できあがったものが、Blue Doveというプロジェクト・チームであり、『September Rising』という作品である。音楽についてはCDを聴いて、自由に感じてもらえばいい。
私の思うところを少し。
あのテロ、そして、それに続くアメリカや関係諸国の言動に関しては、それぞれの立場からそれぞれに考えるところがあるだろう。私の中にもいろいろな思いがある。しかしながら、思想や信仰といったものを超えたところで、直観として感じるもの、理不尽な死を迎えざるをえなかった人々を悼む気持ち。それが、私をして、Blue
Doveでの活動を押しすすめる力となったことは確かである。私はあらゆる死を望まない。家族の死や友人の死はもちろんのこと、今この瞬間にも失われていく地球上のどこかの目に見えない見知らぬ人の死さえも。こういう言い方をすると不謹慎だと言われるかもしれないが、庭を歩く蟻の死だって。
また別の側面。
このプロジェクトの面白いところは、私は他の誰にも会ったことがない、というところ。それでも、文字や音を回線上を走り回らせることによって、コミュニケイションは成立するし、結果、一枚のアルバムを完成させることもできてしまう。ややこしい詳細は省くけれど、時代はそんなところまで進んできているのだ。ギターを担いでスタジオまで行き、ワン・ツー・スリー・フォーというカウントに合わせて演奏する。そんな必要性はますます薄れていくだろう。もっとも、そこに音楽制作の原点があることは確かだし、なくなることはあるまい。実際のところ、メールだけで音楽に関して情報を交換するのは意外に骨であるし。
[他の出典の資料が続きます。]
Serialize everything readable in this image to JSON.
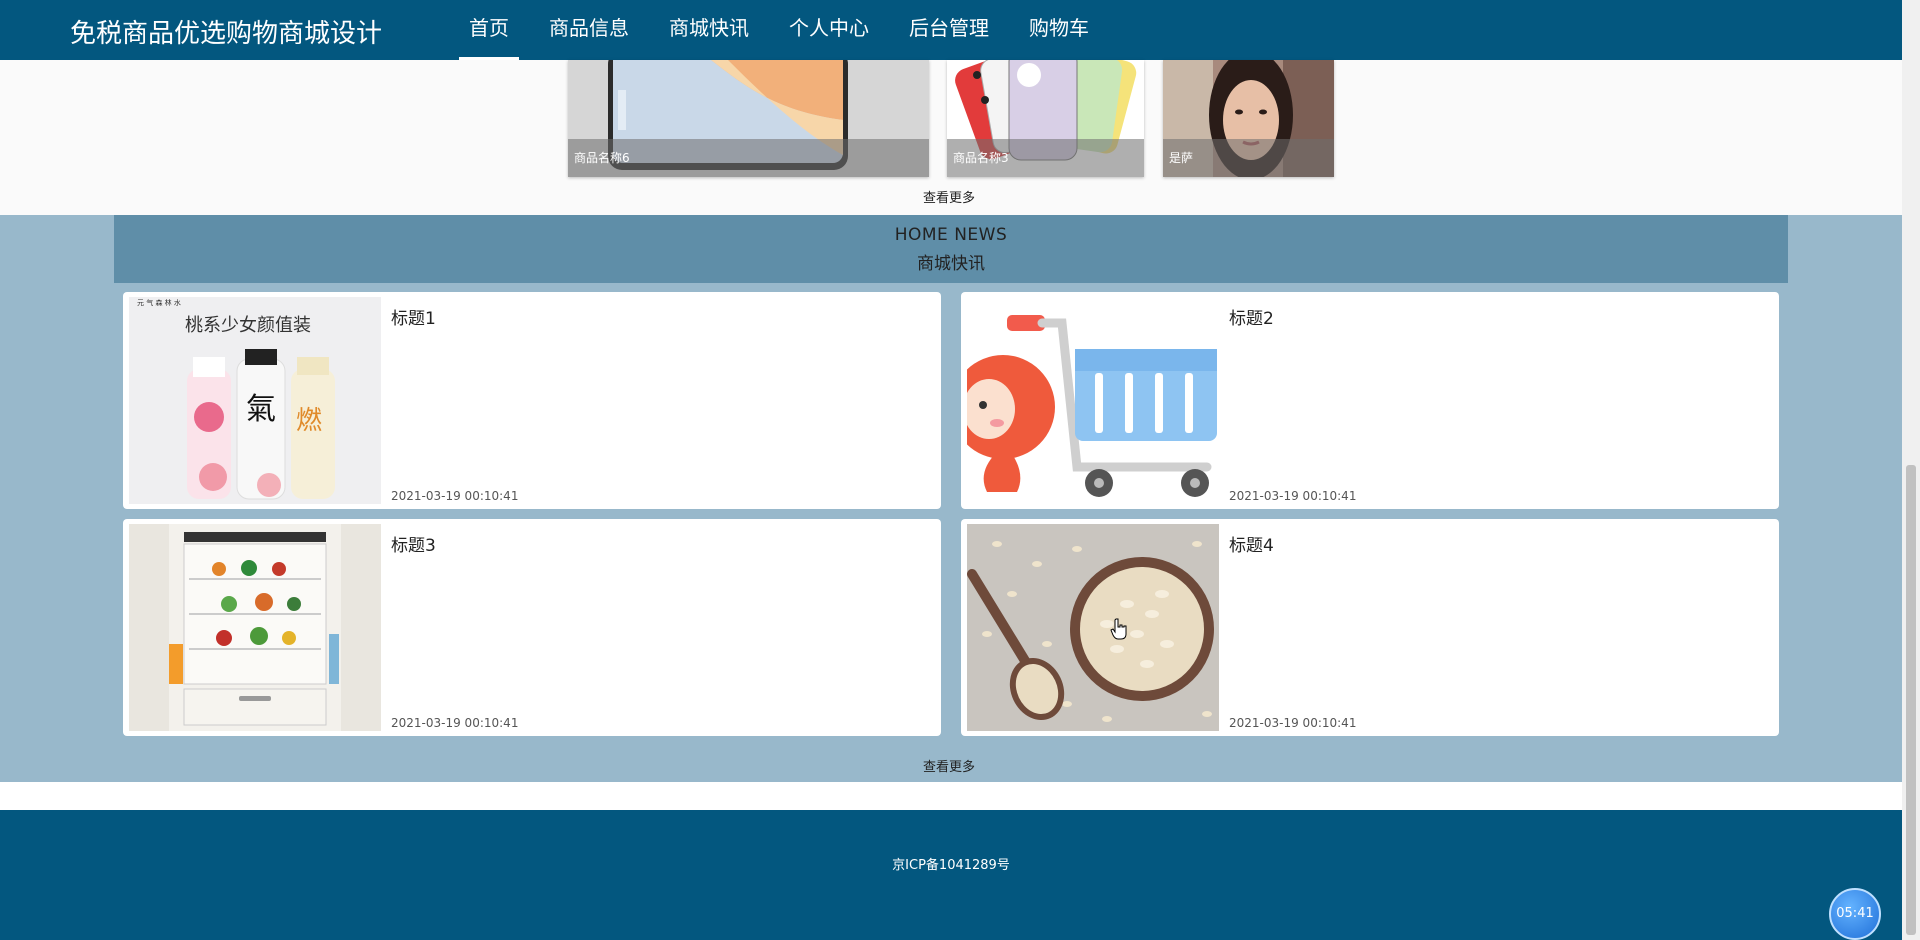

自分の曲を見知らぬ土地で見知らぬ人が、ミキシングしたりマスタリングしたり。そうして、できあがった音は私が考えていたものと違うところがあるのは当然だ。しかしながら、基本的な部分では期待通りのものであり、音楽に国境はない、という見方を持ち出すことも不可能ではない。これからはこういう形でコラボレイトを進めてみるのも悪くないな、と思う今日この頃。
孰れにせよ、チャリティの目的はより多くの収益を上げ、そのお金を役立てることにある。少しでも多くの人に音楽を楽しんでもらい、かつ、たくさんの売り上げがあれば、幸いである。